На выходных приехала Ирина Дмитриевна — мать Глеба, грузная женщина с острым взглядом и привычкой говорить, как отрезать. Глеб позвонил ей после ссоры. Наталья это знала точно — слышала обрывок разговора: «Мам, ты не поверишь, что она устроила».
Свекровь прибыла с чемоданом, как будто собиралась остаться надолго.
— Ну здравствуйте, — сказала она, обнимая внуков. — Как же вы выросли! А ты, Наташа, похудела, что ли? — она оглядела невестку с ног до головы. — Глеб вас совсем не кормит?
Наталья молча забрала ее пальто. Ирина Дмитриевна, пройдя в гостиную, провела пальцем по книжной полке и демонстративно посмотрела на пыль.
— Сынок, ну что случилось? Рассказывай.
— Мам, да ничего особенного, — он замялся, не ожидав, что мать заговорит об этом при жене.
— Как же ничего? Ты сказал, у вас конфликты?
— Да так, по мелочам…
— По финансам, я правильно поняла? — Ирина Дмитриевна повернулась к невестке. — Наташа, ты что, деньгами разбрасываешься? Глеб же финансист, он лучше знает.
— Я не разбрасываюсь, — Наталья налила себе воды. — Просто считаю, что каждый взрослый человек вправе сам распоряжаться своим заработком.

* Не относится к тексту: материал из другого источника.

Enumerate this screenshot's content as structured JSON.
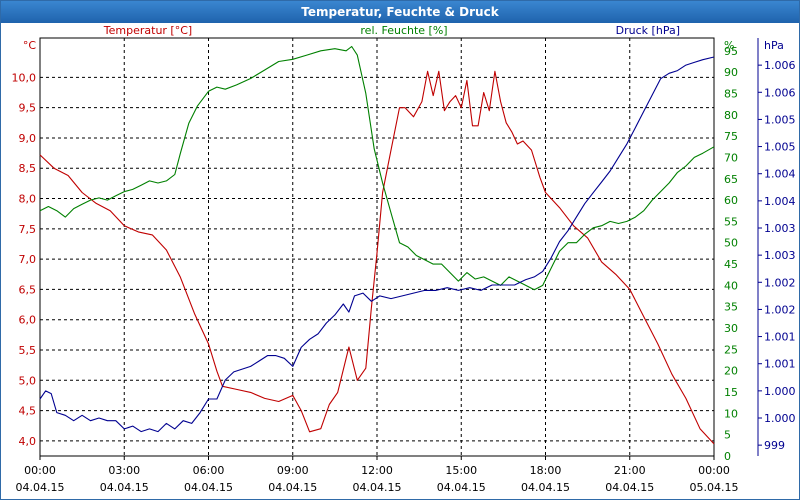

Свекровь усмехнулась и посмотрела на сына:
— Ну и ну! Какие современные взгляды. А семья как же? Общий бюджет? В мое время жена деньги мужу отдавала, и никаких вопросов!
— Вот именно, — подхватил Глеб. — А сейчас каждый сам по себе!
— Я не говорила «каждый сам по себе», — тихо возразила Наталья. — Я сказала о праве на самостоятельность.
— Самостоятельность! — фыркнула Ирина Дмитриевна. — А кто кормит-то вашу семью? Кто квартиру покупал?
— Дети, идите в свою комнату, — тихо сказала Наталья. — Мы тут поговорим и придём к вам.
Когда дети ушли, Ирина Дмитриевна продолжила:
— Вот так вы всегда! Чуть что — детей убирают. А что они видят? Мать, которая не уважает отца, транжирит деньги и…
— Хватит! — Наталья впервые повысила голос. — Вы приехали в наш дом и оскорбляете меня при моих детях? Да как вы смеете?
— Наташа, — предупреждающе начал Глеб, но она его перебила:
— Нет, Глеб. Я долго терпела. И твою мать терпела, и твои упрёки, и контроль. Всё. Хватит.
— О чём ты? — он скривился. — Какой контроль?
— Не прикидывайся, — она почувствовала, как дрожат руки. — Ты контролируешь каждый мой шаг, каждую копейку. Я должна отчитываться даже за прокладки. Это ненормально!
Ирина Дмитриевна задохнулась от возмущения:
— Какая неблагодарная! Мой сын, можно сказать, осчастливил тебя браком, обеспечивает, а ты…
— Ваш сын меня не осчастливил, — перебила Наталья. — И я не напрашивалась в эту семью. Это наш общий дом, и я имею право на уважение в нём.